How post order relates to strongly connected components
Let $G = (V,E)$ be a directed graph with two strongly connected components $S$ and $S'$. Let $post: V \rightarrow \mathbb{N}$ be the result of running the DFS to find connected components in an undirected graph algorithm $A$. If there exists $v \in S$ and $w \in S'$ such that $(v,w) \in E$ then
$$\max_{x \in S} post(x) > \max_{y \in S'} post(y).$$Proof
As $S$ and $S'$ are separate strongly connected components with an edge $(S, S')$ in the strongly connected component graph. As the strongly connected component graph is a DAG there is not a path from $S'$ to $S$ in $G$.

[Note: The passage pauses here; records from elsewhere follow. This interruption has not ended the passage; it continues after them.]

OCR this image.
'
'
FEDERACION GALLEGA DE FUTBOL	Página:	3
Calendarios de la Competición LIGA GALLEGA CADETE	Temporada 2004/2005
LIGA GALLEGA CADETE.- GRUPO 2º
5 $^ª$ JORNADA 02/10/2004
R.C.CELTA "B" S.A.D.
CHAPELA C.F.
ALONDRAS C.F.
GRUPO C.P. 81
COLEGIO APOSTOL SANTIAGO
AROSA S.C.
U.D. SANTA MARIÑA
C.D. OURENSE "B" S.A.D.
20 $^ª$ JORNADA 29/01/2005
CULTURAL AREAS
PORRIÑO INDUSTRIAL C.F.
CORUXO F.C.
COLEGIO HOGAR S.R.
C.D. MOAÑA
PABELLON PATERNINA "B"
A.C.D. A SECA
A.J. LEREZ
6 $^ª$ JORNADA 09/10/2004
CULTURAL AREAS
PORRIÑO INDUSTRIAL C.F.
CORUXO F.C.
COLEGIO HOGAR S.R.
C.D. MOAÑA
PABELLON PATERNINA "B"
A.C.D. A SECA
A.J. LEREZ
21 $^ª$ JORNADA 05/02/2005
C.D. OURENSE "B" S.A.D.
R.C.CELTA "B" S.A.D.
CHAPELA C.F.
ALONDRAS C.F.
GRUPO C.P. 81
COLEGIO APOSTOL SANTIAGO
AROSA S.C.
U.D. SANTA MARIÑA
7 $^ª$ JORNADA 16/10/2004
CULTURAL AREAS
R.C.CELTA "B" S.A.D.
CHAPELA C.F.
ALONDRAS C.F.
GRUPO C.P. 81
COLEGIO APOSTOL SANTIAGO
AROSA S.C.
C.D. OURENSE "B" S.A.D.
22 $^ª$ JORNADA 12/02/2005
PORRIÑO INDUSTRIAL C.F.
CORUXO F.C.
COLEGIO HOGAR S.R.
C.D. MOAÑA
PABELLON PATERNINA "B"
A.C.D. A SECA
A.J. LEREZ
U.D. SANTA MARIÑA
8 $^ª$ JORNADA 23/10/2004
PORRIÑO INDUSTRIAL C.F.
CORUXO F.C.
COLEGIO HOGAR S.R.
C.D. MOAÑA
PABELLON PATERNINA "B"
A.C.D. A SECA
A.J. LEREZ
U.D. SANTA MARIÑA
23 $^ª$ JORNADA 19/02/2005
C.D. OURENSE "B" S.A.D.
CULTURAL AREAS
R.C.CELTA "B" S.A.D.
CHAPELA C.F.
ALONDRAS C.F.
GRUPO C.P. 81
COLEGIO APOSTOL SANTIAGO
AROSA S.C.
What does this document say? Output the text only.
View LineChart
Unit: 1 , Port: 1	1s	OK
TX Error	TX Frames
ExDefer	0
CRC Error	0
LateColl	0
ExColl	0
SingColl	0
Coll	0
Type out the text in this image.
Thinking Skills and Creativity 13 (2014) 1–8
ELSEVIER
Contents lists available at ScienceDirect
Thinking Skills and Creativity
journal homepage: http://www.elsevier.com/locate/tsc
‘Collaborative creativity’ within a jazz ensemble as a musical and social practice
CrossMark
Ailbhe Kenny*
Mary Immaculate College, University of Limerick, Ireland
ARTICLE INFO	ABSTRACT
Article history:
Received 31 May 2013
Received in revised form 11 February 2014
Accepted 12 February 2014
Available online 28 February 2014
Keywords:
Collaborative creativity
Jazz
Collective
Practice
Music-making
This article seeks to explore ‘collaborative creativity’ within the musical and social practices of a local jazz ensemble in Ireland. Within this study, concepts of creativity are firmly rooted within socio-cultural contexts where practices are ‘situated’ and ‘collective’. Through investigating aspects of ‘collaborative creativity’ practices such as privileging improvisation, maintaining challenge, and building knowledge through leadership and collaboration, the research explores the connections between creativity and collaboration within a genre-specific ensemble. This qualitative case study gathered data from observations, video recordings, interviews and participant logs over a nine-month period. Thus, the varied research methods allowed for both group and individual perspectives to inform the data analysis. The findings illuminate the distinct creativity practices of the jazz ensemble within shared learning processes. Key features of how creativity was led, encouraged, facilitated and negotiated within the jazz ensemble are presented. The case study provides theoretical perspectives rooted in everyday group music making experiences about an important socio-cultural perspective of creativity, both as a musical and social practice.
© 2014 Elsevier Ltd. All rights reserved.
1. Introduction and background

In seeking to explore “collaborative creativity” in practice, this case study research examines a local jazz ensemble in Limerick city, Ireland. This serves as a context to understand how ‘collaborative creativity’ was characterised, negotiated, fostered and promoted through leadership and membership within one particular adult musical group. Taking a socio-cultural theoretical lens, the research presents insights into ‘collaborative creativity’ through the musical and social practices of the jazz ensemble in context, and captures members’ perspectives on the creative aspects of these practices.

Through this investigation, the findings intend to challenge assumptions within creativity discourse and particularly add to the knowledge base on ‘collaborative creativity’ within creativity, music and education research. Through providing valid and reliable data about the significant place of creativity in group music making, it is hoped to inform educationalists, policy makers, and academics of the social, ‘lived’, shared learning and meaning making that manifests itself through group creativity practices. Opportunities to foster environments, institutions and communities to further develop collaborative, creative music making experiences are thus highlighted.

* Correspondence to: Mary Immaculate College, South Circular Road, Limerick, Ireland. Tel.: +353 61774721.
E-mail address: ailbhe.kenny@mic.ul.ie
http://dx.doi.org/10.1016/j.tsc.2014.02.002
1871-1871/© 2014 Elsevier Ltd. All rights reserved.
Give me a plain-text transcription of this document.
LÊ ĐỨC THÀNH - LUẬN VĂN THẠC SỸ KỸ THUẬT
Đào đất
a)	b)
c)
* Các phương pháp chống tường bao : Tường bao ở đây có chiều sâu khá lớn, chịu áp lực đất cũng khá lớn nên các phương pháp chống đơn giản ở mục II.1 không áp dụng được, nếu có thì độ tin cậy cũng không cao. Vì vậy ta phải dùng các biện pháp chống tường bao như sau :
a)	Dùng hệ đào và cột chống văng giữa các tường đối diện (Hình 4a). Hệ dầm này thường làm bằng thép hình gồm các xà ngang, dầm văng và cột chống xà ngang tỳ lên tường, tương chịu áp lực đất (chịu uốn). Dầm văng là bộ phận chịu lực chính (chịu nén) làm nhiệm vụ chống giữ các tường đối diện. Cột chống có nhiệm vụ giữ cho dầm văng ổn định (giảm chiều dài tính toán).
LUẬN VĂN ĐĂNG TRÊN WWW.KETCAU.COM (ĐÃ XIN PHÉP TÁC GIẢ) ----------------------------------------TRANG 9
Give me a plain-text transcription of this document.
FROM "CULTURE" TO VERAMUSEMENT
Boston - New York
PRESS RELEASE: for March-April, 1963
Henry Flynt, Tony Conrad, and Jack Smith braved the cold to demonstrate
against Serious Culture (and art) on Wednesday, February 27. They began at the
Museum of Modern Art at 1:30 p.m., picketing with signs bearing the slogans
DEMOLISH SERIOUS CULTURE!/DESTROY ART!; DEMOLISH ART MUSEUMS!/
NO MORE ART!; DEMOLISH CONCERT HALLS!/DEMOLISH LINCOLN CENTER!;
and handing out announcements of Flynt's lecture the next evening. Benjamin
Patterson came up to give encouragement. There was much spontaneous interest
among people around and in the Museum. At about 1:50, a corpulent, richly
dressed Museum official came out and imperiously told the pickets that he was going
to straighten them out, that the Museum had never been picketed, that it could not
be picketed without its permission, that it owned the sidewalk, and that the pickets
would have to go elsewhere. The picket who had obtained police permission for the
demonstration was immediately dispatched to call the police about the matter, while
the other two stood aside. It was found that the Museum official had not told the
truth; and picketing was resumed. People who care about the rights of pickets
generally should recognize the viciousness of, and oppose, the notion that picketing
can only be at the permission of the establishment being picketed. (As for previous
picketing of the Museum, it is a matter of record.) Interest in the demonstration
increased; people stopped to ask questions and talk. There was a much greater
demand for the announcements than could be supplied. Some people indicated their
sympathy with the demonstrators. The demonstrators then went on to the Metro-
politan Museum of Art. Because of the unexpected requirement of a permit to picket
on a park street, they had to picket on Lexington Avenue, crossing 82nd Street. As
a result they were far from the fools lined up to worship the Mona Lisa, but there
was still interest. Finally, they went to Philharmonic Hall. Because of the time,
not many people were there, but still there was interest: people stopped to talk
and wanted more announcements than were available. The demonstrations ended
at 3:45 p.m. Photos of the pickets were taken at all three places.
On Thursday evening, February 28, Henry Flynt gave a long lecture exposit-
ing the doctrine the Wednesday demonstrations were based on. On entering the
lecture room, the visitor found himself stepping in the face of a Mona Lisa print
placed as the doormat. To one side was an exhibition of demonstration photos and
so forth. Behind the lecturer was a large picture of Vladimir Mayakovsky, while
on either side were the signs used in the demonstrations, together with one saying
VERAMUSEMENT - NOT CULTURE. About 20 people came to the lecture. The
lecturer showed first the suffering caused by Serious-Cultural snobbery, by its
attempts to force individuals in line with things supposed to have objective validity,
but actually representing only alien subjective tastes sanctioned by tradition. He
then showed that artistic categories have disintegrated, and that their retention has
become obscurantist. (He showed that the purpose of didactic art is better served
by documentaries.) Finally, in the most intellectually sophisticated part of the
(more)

During the fun of DFS to find connected components in an undirected graph $A$ we must visit either a vertex in $S$ or $S'$ first.
Suppose we first visit a vertex $w \in S'$. Here all $S'$ will be visited by explore from $w$ and the algorithm will have to leave via $w$ before it can visit a vertex of $S$. Therefore all vertices in $S'$ will have lower post number than any vertex in $S$.
Suppose instead we first visit a vertex $w \in S$. From this vertex we will explore the whole of $S$ and $S'$ before exiting $w$. Therefore all vertices in $S$ and $S'$ will appear in a branch below $w$ in the DFS tree. This gives that $w$’s post number is larger than that for all vertices $S \cup S' \backslash \{w\}$. So
$$post(w) = \max_{x \in S} post(x) > \max_{y \in S'} post(y)$$as required.